Learning to navigate in 3D environments Robots can navigate complex real-world environments by mapping the space with 3D reconstruction algorithms (i.e., SfM) and then planning their movements (Thrun, 2002; Fuentes-Pacheco et al., 2012) . While many important advances follow this line of work, ongoing work also shows the promise of learning map encodings and navigation policies directly from egocentric RGB-(D) observations (Gupta et al., 2017a; b; Savinov et al., 2018; Mishkin et al., 2019) . Current methods focus on the so-called PointGoal task: the agent is given a 2D displacement vector pointing to the goal location and must navigate through free space to get there.

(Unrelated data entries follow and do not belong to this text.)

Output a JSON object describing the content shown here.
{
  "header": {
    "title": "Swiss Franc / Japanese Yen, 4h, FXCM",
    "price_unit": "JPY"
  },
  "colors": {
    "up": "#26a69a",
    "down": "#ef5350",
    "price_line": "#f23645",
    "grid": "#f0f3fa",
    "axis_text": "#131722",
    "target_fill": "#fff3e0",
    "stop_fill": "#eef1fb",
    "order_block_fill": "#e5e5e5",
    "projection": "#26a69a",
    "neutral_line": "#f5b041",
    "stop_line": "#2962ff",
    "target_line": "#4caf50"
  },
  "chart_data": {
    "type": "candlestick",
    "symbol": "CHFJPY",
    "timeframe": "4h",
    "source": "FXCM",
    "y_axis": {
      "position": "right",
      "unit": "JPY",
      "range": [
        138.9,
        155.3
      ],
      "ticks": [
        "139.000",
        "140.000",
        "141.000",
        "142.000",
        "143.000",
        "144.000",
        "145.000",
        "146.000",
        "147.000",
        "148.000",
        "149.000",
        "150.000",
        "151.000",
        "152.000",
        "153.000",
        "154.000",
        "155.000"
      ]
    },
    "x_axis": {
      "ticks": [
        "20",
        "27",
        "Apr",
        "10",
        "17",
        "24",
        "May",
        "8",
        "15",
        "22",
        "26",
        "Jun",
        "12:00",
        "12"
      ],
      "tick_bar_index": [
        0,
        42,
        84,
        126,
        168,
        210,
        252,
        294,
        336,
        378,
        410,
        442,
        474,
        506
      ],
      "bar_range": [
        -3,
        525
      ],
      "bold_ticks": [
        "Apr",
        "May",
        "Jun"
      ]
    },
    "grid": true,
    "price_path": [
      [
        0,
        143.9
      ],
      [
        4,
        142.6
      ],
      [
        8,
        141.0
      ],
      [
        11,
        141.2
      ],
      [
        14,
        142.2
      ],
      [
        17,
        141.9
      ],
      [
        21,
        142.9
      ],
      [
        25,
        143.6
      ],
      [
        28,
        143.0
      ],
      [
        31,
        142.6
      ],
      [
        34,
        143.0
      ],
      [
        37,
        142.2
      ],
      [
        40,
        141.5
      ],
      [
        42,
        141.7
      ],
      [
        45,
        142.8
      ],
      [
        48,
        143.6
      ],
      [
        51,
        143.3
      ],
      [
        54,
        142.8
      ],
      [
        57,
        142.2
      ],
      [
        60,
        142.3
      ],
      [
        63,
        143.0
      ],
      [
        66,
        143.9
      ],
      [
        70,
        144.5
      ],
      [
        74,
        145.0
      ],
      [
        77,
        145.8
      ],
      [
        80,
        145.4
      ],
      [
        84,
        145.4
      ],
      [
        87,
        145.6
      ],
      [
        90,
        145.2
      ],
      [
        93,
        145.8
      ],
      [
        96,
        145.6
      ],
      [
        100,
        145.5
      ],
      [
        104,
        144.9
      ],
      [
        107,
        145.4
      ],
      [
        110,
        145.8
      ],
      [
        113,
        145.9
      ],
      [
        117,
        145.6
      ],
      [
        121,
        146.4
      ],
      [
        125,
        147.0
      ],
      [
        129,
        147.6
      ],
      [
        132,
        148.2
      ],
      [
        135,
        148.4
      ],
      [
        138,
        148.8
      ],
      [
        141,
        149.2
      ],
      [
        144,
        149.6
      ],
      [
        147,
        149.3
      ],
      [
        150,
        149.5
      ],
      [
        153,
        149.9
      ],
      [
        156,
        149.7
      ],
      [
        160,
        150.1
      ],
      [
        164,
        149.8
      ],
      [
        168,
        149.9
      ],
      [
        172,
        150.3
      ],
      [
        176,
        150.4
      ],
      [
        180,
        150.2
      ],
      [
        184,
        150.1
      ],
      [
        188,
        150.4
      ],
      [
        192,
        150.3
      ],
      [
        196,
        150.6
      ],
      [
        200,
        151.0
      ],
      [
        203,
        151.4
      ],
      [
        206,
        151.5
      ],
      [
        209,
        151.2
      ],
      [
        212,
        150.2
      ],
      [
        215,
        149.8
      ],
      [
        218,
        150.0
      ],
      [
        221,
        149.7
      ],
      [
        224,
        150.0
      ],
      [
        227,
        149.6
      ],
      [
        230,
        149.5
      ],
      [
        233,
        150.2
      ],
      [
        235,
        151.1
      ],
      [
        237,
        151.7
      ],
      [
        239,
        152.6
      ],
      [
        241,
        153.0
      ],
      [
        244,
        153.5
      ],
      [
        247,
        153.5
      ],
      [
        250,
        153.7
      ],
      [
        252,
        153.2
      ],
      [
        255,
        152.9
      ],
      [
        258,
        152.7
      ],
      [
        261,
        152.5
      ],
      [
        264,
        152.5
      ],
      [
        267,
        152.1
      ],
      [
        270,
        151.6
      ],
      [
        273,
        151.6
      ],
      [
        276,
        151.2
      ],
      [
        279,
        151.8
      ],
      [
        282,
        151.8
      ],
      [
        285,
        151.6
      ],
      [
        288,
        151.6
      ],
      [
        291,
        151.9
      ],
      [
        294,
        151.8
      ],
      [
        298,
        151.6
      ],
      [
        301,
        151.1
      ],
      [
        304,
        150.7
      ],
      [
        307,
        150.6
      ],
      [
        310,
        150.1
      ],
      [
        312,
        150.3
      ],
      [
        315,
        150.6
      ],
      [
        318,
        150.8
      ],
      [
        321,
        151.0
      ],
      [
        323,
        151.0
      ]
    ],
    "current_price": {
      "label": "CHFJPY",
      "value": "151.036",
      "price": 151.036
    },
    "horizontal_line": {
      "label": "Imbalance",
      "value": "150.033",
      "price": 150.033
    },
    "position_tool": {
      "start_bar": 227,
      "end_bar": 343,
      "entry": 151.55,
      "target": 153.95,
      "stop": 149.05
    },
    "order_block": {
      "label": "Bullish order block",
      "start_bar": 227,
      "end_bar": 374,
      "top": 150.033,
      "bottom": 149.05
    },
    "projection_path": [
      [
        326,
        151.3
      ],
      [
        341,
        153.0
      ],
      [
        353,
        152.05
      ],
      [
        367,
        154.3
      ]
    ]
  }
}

Figure1: Waypoints for audio-visual navigation: Given egocentric audio-visual sensor inputs (depth and binaural sound), the proposed agent builds up both geometric and acoustic maps (top right) as it moves in the unmapped environment. The agent learns encodings for the multi-modal inputs together with a modular navigation policy to find the sounding goal (e.g., phone ringing in top left corner room) via a series of dynamically generated audio-visual waypoints. For example, the agent in the bedroom may hear the phone ringing, identify that it is in another room, and decide to first exit the bedroom. It may then narrow down the phone location to the dining room, decide to enter it, and subsequently find it. Whereas existing hierarchical navigation methods rely on heuristics to determine subgoals, our model learns a policy to set waypoints jointly with the navigation task.